Let’s Explore Diabetes with Owls

September 11, 2018 at 6:00 pm (Reads) (, )

owlsLet’s Explore Diabetes with Owls by David Sedaris


The only thing better than reading a David Sedaris book is listening to one. His method of telling stories is captivating, and getting a whole book of his essays read to you by the author himself is a real treat. The book does get off to a rocky start, possibly because it’s a various collection, and not one centered on a particular theme like his earlier works. As a result, it was a little difficult getting in to this collection.

There’s an undercurrent of cruelty in these essays, either committed against or by Sedaris, that undermine the humor of the pieces, so the book lacks the charm that his earlier books have (the piece about the sea turtles was especially horrifying). He concludes his pieces with poignant observations that are thoughtful and meaningful, but getting there is a bit of a struggle. Later in the book, the essays return to Sedaris’ usual form, but at the beginning of the book, I was tempted to give it up.

Speaking of the beginning of the book, the tables of contents were different between the audiobook and print editions. They were mostly the same, but I noticed some pieces came later in the print version of the book than they did in the audiobook, and the monologue pieces all came at the end. At first, I thought I was reading an abridged version of the print book, but by the end, it contained all the same pieces as the dead tree edition.

Most of the book was read by Sedaris, but there were a few pieces where the producers used recordings of his live readings instead of having a studio-recorded version of the piece. Those were nice, since the audience feedback helps make some of the pieces. The one about waiting in airlines was especially good, moreso because it was one of those live recordings. I was less enthused about the musical pieces that acted as interludes between the essays. They helped to demarcate the different pieces, but they distracted from the endings of the essays.
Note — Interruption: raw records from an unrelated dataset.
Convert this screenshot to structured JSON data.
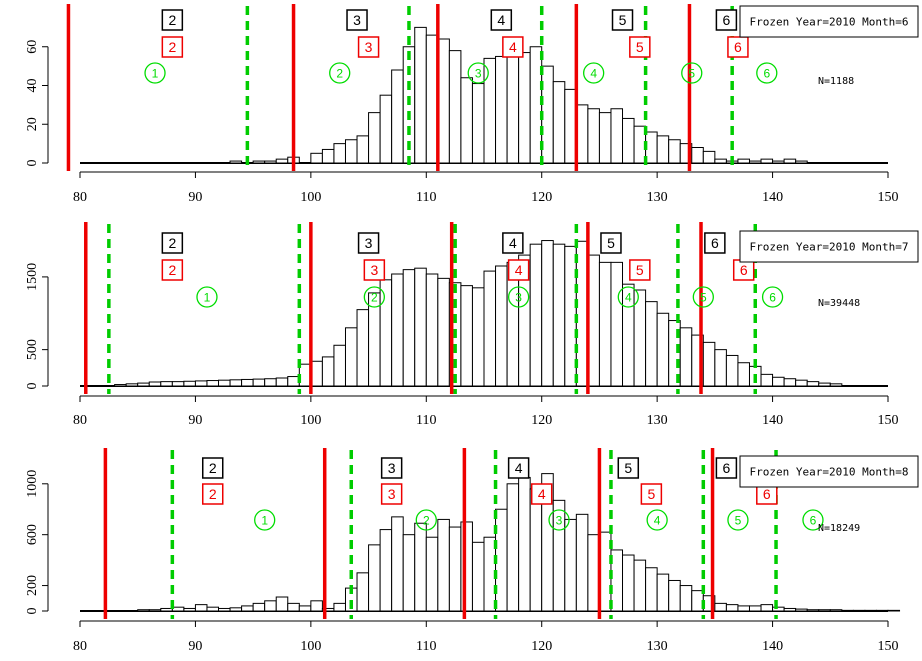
{
  "colors": {
    "red": "#ee0000",
    "green": "#00cc00",
    "bar_fill": "#ffffff",
    "bar_stroke": "#000000"
  },
  "chart_data": [
    {
      "type": "bar",
      "legend": "Frozen Year=2010 Month=6",
      "n_label": "N=1188",
      "x_ticks": [
        80,
        90,
        100,
        110,
        120,
        130,
        140,
        150
      ],
      "y_ticks": [
        0,
        20,
        40,
        60
      ],
      "xlim": [
        79,
        151
      ],
      "ylim": [
        0,
        80
      ],
      "bin_start": 93,
      "bin_width": 1,
      "values": [
        1,
        0,
        1,
        1,
        2,
        3,
        0,
        5,
        7,
        10,
        12,
        14,
        26,
        35,
        48,
        60,
        70,
        66,
        64,
        58,
        44,
        41,
        54,
        55,
        58,
        57,
        60,
        50,
        42,
        38,
        30,
        28,
        26,
        28,
        23,
        19,
        16,
        14,
        12,
        10,
        8,
        6,
        2,
        1,
        2,
        1,
        2,
        1,
        2,
        1,
        0,
        0
      ],
      "red_lines": [
        79,
        98.5,
        111,
        123,
        132.8
      ],
      "green_lines": [
        94.5,
        108.5,
        120,
        129,
        136.5
      ],
      "black_labels": [
        {
          "x": 88,
          "text": "2"
        },
        {
          "x": 104,
          "text": "3"
        },
        {
          "x": 116.5,
          "text": "4"
        },
        {
          "x": 127,
          "text": "5"
        },
        {
          "x": 136,
          "text": "6"
        }
      ],
      "red_labels": [
        {
          "x": 88,
          "text": "2"
        },
        {
          "x": 105,
          "text": "3"
        },
        {
          "x": 117.5,
          "text": "4"
        },
        {
          "x": 128.5,
          "text": "5"
        },
        {
          "x": 137,
          "text": "6"
        }
      ],
      "green_labels": [
        {
          "x": 86.5,
          "text": "1"
        },
        {
          "x": 102.5,
          "text": "2"
        },
        {
          "x": 114.5,
          "text": "3"
        },
        {
          "x": 124.5,
          "text": "4"
        },
        {
          "x": 133,
          "text": "5"
        },
        {
          "x": 139.5,
          "text": "6"
        }
      ]
    },
    {
      "type": "bar",
      "legend": "Frozen Year=2010 Month=7",
      "n_label": "N=39448",
      "x_ticks": [
        80,
        90,
        100,
        110,
        120,
        130,
        140,
        150
      ],
      "y_ticks": [
        0,
        500,
        1500
      ],
      "xlim": [
        79,
        151
      ],
      "ylim": [
        0,
        2200
      ],
      "bin_start": 83,
      "bin_width": 1,
      "values": [
        20,
        30,
        40,
        55,
        60,
        60,
        65,
        70,
        75,
        80,
        85,
        90,
        95,
        100,
        110,
        130,
        300,
        340,
        400,
        560,
        800,
        1050,
        1280,
        1460,
        1540,
        1600,
        1620,
        1540,
        1480,
        1420,
        1380,
        1350,
        1580,
        1650,
        1700,
        1800,
        1950,
        2000,
        1950,
        1920,
        1990,
        1800,
        1700,
        1700,
        1400,
        1320,
        1160,
        1000,
        900,
        800,
        700,
        600,
        500,
        420,
        320,
        270,
        160,
        120,
        100,
        80,
        60,
        40,
        30
      ],
      "red_lines": [
        80.5,
        100,
        112.2,
        124,
        133.8
      ],
      "green_lines": [
        82.5,
        99,
        112.5,
        123,
        131.8,
        138.5
      ],
      "black_labels": [
        {
          "x": 88,
          "text": "2"
        },
        {
          "x": 105,
          "text": "3"
        },
        {
          "x": 117.5,
          "text": "4"
        },
        {
          "x": 126,
          "text": "5"
        },
        {
          "x": 135,
          "text": "6"
        }
      ],
      "red_labels": [
        {
          "x": 88,
          "text": "2"
        },
        {
          "x": 105.5,
          "text": "3"
        },
        {
          "x": 118,
          "text": "4"
        },
        {
          "x": 128.5,
          "text": "5"
        },
        {
          "x": 137.5,
          "text": "6"
        }
      ],
      "green_labels": [
        {
          "x": 91,
          "text": "1"
        },
        {
          "x": 105.5,
          "text": "2"
        },
        {
          "x": 118,
          "text": "3"
        },
        {
          "x": 127.5,
          "text": "4"
        },
        {
          "x": 134,
          "text": "5"
        },
        {
          "x": 140,
          "text": "6"
        }
      ]
    },
    {
      "type": "bar",
      "legend": "Frozen Year=2010 Month=8",
      "n_label": "N=18249",
      "x_ticks": [
        80,
        90,
        100,
        110,
        120,
        130,
        140,
        150
      ],
      "y_ticks": [
        0,
        200,
        600,
        1000
      ],
      "xlim": [
        79,
        151
      ],
      "ylim": [
        0,
        1250
      ],
      "bin_start": 85,
      "bin_width": 1,
      "values": [
        10,
        10,
        20,
        30,
        20,
        50,
        30,
        20,
        25,
        40,
        60,
        80,
        110,
        60,
        40,
        80,
        20,
        60,
        180,
        300,
        520,
        640,
        740,
        600,
        690,
        580,
        720,
        660,
        700,
        540,
        580,
        800,
        1000,
        1050,
        960,
        1080,
        870,
        720,
        760,
        600,
        620,
        480,
        440,
        400,
        340,
        290,
        240,
        200,
        160,
        120,
        60,
        50,
        40,
        40,
        50,
        30,
        20,
        15,
        10,
        10,
        10,
        5,
        5,
        5,
        5,
        5
      ],
      "red_lines": [
        82.2,
        101.2,
        113.3,
        125,
        134.8
      ],
      "green_lines": [
        88,
        103.5,
        116,
        126,
        134,
        140.3
      ],
      "black_labels": [
        {
          "x": 91.5,
          "text": "2"
        },
        {
          "x": 107,
          "text": "3"
        },
        {
          "x": 118,
          "text": "4"
        },
        {
          "x": 127.5,
          "text": "5"
        },
        {
          "x": 136,
          "text": "6"
        }
      ],
      "red_labels": [
        {
          "x": 91.5,
          "text": "2"
        },
        {
          "x": 107,
          "text": "3"
        },
        {
          "x": 120,
          "text": "4"
        },
        {
          "x": 129.5,
          "text": "5"
        },
        {
          "x": 139.5,
          "text": "6"
        }
      ],
      "green_labels": [
        {
          "x": 96,
          "text": "1"
        },
        {
          "x": 110,
          "text": "2"
        },
        {
          "x": 121.5,
          "text": "3"
        },
        {
          "x": 130,
          "text": "4"
        },
        {
          "x": 137,
          "text": "5"
        },
        {
          "x": 143.5,
          "text": "6"
        }
      ]
    }
  ]
}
Owls isn’t as engaging or as charming as Me Talk Pretty One Day or Holidays on Ice, but it’s still signature Sedaris storytelling. The pieces seem darker, and more self-analytical, but there are also the laugh-out-loud moments that one would expect from one of Sedaris’ collections. Fans will eat it up, but they might also come away from the book with a new outlook on Sedaris himself. At the very least, he comes across as very self-absorbed.